Parthe Pandit 2024 Early Career Fellow
Affiliation Assistant Professor, Indian Institute of Technology Bombay Hard Problem Solved the science and technological limitations and hard problems in current AI that are critical to enabling further breakthrough progress in AI leading to more powerful and useful AI capable of realizing the beneficial and exciting possibilities, including artificial general intelligence (AGI).

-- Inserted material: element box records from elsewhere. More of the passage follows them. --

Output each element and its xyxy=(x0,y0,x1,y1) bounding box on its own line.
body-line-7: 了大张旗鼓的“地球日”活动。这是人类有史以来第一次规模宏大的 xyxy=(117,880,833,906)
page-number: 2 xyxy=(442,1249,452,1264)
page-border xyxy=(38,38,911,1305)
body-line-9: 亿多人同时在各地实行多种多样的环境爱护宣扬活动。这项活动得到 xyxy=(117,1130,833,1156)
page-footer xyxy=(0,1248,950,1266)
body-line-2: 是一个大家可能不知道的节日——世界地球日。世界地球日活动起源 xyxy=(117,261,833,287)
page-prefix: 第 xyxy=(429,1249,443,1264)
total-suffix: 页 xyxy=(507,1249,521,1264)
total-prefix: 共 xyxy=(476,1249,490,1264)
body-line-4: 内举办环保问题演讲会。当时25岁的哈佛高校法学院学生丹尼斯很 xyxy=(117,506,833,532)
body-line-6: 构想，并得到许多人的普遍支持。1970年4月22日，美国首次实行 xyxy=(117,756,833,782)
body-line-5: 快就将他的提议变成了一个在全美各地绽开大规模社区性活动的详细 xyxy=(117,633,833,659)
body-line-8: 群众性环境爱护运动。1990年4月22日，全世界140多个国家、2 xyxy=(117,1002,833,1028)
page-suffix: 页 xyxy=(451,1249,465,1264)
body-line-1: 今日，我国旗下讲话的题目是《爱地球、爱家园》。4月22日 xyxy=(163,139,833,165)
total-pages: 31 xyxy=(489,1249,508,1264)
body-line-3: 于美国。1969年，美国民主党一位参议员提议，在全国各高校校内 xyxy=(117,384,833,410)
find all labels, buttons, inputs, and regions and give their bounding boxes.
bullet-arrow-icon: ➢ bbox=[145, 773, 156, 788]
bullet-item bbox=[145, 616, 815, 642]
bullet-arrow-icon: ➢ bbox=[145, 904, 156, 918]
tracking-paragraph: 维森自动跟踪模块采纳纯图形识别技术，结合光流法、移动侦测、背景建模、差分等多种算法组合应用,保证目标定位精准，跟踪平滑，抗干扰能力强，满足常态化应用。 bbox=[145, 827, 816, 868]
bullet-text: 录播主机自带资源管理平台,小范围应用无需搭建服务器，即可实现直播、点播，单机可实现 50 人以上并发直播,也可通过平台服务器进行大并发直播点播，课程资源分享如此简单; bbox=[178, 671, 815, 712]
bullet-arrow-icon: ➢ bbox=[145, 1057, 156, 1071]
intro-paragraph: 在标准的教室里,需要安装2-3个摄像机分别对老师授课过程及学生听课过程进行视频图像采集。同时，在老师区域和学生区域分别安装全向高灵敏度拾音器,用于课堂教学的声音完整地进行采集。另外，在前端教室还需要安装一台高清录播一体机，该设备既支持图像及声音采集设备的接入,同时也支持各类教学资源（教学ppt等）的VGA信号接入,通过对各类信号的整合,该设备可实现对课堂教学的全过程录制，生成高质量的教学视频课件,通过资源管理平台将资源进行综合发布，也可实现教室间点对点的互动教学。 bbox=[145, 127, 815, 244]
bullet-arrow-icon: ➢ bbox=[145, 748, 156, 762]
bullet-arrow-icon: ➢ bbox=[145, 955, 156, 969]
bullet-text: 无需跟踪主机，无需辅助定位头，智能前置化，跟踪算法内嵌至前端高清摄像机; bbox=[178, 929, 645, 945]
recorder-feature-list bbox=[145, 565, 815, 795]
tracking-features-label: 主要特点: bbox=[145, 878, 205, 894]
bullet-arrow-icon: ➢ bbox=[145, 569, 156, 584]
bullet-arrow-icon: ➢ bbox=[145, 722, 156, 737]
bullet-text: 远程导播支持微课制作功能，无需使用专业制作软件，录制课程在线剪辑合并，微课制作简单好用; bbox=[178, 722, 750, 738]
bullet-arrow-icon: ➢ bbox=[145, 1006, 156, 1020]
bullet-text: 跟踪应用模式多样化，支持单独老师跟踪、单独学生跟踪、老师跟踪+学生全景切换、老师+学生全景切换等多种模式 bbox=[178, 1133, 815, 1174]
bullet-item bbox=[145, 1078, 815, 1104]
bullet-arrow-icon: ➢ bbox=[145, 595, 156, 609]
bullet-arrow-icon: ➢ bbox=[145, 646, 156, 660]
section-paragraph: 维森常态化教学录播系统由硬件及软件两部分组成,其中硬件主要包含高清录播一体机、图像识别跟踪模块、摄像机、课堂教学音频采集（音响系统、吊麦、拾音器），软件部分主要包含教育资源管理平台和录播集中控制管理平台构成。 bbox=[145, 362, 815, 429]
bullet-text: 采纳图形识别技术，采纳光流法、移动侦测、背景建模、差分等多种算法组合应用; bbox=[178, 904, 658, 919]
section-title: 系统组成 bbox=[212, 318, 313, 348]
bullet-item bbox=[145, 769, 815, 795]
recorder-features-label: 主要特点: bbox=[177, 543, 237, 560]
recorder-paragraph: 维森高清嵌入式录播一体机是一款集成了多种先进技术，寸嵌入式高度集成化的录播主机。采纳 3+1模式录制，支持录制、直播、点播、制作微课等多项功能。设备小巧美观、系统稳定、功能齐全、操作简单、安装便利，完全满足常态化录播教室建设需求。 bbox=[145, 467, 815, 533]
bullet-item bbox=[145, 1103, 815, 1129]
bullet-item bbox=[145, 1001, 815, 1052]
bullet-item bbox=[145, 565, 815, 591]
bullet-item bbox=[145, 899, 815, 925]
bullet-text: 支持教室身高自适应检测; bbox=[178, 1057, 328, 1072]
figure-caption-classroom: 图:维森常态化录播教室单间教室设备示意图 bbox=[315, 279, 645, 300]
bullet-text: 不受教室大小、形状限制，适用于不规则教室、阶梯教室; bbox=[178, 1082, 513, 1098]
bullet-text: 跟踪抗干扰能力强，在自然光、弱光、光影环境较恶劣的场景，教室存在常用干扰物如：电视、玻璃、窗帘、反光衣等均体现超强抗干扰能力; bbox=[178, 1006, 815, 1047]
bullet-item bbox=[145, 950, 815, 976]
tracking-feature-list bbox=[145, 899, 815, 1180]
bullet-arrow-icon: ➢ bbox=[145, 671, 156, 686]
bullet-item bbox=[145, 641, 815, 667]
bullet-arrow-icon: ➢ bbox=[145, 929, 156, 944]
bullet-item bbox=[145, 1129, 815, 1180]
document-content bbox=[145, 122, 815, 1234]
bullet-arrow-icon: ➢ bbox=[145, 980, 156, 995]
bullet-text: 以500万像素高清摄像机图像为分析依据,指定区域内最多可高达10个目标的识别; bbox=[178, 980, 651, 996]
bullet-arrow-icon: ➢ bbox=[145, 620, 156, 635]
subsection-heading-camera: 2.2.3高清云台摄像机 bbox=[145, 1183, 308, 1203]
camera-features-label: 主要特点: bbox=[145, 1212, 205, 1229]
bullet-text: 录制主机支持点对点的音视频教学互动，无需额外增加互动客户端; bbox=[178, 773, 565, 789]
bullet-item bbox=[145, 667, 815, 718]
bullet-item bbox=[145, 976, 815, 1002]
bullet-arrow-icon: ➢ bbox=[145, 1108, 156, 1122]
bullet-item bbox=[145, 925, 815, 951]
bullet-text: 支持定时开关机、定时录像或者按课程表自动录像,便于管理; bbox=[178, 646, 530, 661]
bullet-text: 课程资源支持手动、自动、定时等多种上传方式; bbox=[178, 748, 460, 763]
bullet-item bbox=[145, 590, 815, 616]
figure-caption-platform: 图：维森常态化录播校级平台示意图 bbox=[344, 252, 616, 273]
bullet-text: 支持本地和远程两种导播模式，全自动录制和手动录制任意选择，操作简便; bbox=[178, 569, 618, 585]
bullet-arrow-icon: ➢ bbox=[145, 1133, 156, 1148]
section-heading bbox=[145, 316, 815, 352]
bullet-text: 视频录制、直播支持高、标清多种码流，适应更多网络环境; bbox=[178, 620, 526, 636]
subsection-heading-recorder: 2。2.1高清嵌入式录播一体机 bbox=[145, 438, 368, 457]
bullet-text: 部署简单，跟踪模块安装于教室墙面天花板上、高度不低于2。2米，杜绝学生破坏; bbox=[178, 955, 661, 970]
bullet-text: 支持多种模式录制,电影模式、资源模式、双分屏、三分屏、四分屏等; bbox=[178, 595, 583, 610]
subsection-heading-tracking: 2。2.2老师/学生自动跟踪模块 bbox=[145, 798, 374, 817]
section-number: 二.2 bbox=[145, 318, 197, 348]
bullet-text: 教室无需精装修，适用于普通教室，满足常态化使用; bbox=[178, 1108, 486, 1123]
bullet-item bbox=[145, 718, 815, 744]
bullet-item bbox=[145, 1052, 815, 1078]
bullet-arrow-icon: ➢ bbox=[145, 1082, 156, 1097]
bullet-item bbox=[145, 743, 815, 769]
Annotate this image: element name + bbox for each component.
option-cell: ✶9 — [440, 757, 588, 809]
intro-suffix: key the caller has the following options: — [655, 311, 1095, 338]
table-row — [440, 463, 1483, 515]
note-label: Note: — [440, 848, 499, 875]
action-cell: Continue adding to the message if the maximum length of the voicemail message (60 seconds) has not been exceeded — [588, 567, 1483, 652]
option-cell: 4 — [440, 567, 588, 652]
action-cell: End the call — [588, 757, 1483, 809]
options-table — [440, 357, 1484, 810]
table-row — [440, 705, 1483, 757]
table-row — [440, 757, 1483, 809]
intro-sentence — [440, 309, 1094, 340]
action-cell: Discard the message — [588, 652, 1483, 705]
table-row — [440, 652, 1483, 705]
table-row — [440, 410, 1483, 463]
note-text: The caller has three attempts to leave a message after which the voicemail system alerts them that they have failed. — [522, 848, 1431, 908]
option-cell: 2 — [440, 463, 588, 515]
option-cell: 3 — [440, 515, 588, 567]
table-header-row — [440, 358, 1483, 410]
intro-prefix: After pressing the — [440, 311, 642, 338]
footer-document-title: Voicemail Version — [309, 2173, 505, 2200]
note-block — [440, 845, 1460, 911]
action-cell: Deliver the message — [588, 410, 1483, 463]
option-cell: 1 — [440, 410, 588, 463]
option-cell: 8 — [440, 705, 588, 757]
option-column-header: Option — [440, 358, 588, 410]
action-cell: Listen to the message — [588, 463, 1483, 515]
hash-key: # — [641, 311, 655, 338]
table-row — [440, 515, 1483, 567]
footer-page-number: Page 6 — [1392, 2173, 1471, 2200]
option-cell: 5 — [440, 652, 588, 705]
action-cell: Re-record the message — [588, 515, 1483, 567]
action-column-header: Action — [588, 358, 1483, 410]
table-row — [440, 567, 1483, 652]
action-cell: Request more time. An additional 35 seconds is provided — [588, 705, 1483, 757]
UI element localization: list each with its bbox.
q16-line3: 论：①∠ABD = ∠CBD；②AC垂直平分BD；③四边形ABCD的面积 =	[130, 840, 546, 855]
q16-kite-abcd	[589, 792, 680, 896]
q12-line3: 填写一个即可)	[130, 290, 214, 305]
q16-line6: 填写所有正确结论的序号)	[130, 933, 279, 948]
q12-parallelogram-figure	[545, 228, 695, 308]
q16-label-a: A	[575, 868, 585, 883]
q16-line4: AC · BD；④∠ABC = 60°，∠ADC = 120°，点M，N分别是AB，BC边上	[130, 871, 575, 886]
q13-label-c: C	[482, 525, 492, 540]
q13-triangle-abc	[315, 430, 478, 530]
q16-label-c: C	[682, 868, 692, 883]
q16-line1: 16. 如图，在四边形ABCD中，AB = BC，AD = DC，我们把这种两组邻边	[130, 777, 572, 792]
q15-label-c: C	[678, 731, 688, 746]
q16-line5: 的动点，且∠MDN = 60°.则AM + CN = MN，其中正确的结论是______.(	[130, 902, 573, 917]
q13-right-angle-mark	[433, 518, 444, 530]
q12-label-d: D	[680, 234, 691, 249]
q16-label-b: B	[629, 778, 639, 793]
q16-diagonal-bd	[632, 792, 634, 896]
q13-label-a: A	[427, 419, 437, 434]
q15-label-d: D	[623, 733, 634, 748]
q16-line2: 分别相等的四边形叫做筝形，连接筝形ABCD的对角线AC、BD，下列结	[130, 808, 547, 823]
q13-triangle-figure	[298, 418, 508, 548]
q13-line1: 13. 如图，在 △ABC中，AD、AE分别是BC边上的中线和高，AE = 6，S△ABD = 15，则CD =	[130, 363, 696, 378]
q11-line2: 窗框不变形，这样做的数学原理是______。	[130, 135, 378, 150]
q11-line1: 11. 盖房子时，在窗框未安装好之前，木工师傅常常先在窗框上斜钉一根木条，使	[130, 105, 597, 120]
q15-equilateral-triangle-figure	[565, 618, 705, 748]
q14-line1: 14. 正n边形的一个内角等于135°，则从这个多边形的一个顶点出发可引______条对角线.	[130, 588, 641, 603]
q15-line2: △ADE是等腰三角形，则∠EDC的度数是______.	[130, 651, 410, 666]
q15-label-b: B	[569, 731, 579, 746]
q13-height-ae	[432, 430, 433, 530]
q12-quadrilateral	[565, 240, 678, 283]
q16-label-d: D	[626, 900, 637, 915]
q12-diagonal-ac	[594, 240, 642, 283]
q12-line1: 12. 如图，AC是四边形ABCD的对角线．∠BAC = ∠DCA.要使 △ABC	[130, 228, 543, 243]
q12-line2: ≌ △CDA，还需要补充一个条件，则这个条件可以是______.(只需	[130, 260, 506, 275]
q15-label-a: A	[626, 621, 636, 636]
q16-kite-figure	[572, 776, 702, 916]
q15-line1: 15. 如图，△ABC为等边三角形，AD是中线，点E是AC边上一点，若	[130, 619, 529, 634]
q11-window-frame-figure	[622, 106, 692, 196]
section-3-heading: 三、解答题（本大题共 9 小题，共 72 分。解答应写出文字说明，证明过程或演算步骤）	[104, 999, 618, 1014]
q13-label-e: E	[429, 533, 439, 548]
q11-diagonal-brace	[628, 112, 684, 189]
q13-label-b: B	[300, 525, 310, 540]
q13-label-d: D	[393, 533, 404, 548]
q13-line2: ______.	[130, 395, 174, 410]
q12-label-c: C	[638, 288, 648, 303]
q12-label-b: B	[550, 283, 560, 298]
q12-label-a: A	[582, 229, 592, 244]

Parthe Pandit is the Thakur Family Chair Assistant Professor at IIT Bombay with the Center for Machine Intelligence and Data Science. He was an HDSI-Simons Postdoctoral Fellow at the Halıcıoğlu Data Science Institute, UC San Diego. He received his Ph.D. in ECE, and M.S. in Statistics in 2021 both from UCLA, and obtained his undergraduate degree in EE from IIT Bombay. His research focuses on understanding mathematical foundations of machine learning in order to build stable, transparent, high performance, and scalable systems. He received the Jack K. Wolf Student Paper award at IEEE ISIT 2019 for his work on generative models for solving inverse problems.

AI2050 Project

Deep Neural Networks (DNNs) dominate today’s AI revolution, yet their mathematical foundations remain poorly understood. Their high resource demands, lack of interpretability, and reliance on domain-specific heuristics highlight fundamental limitations. In contrast, Kernel Machines (KMs), which led AI prior to 2012, offer a mathematically principled framework characterized by stability, transparency, and simplicity. This project seeks to revitalize KMs by integrating modern engineering advancements—designing high-quality kernel functions and scalable training algorithms—to establish KMs as a sustainable and competitive alternative to DNNs in future AI systems.